Which is to say, I don't fully understand this. That said, I'm curious to hear what ML researchers think about Lecun's take, and if there's any engineering done around it. I can't find much after the release of ijepa from his group.

1. killthebuddha ◴[] No.43365456[source]
I've always felt like the argument is super flimsy because "of course we can _in theory_ do error correction". I've never seen even a semi-rigorous argument that error correction is _theoretically_ impossible. Do you have a link to somewhere where such an argument is made?
replies(3): >>43366044 #>>43367051 #>>43370111 #
2. aithrowawaycomm ◴[] No.43366044[source]
In theory transformers are Turing-complete and LLMs can do anything computable. The more down-to-earth argument is that transformer LLMs aren't able to correct errors in a systematic way like Lecun is describing: it's task-specific "whack-a-mole," involving either tailored synthetic data or expensive RLHF.

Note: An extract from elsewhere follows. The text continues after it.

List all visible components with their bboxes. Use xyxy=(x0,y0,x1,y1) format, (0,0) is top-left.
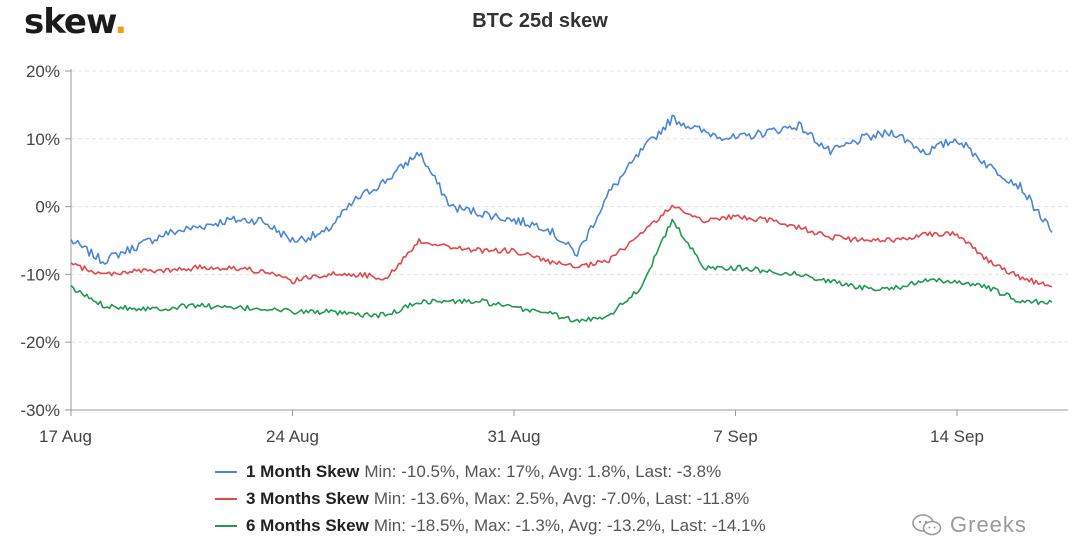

In particular, if you train an LLM to do Task A and Task B with acceptable accuracy, that does not guarantee it can combine the tasks in a common-sense way. "For each step of A, do B on the intermediate results" is a whole new Task C that likely needs to be fine-tuned. (This one actually does have some theoretical evidence coming from computational complexity, and it was the first thing I noticed in 2023 when testing chain-of-thought prompting. It's not that the LLM can't do Task C, it just takes extra training.)

3. vhantz ◴[] No.43367051[source]
> of course we can _in theory_ do error correction

Oh yeah? This is begging the question.

4. tyronehed ◴[] No.43370111[source]
As soon as you need to start leaning heavily on error correction, that is an indication that your architecture and solution is not correct. The final solution will need to be elegant and very close to a perfect solution immediately.

You must always keep close to the only known example we have of an intelligence which is the human brain. As soon as you start to wander away from the way the human brain does it, you are on your own and you are not relying on known examples of intelligence. Certainly that might be possible, but since there's only one known example in this universe of intelligence, it seems ridiculous to do anything but stick close to that example, which is the human brain.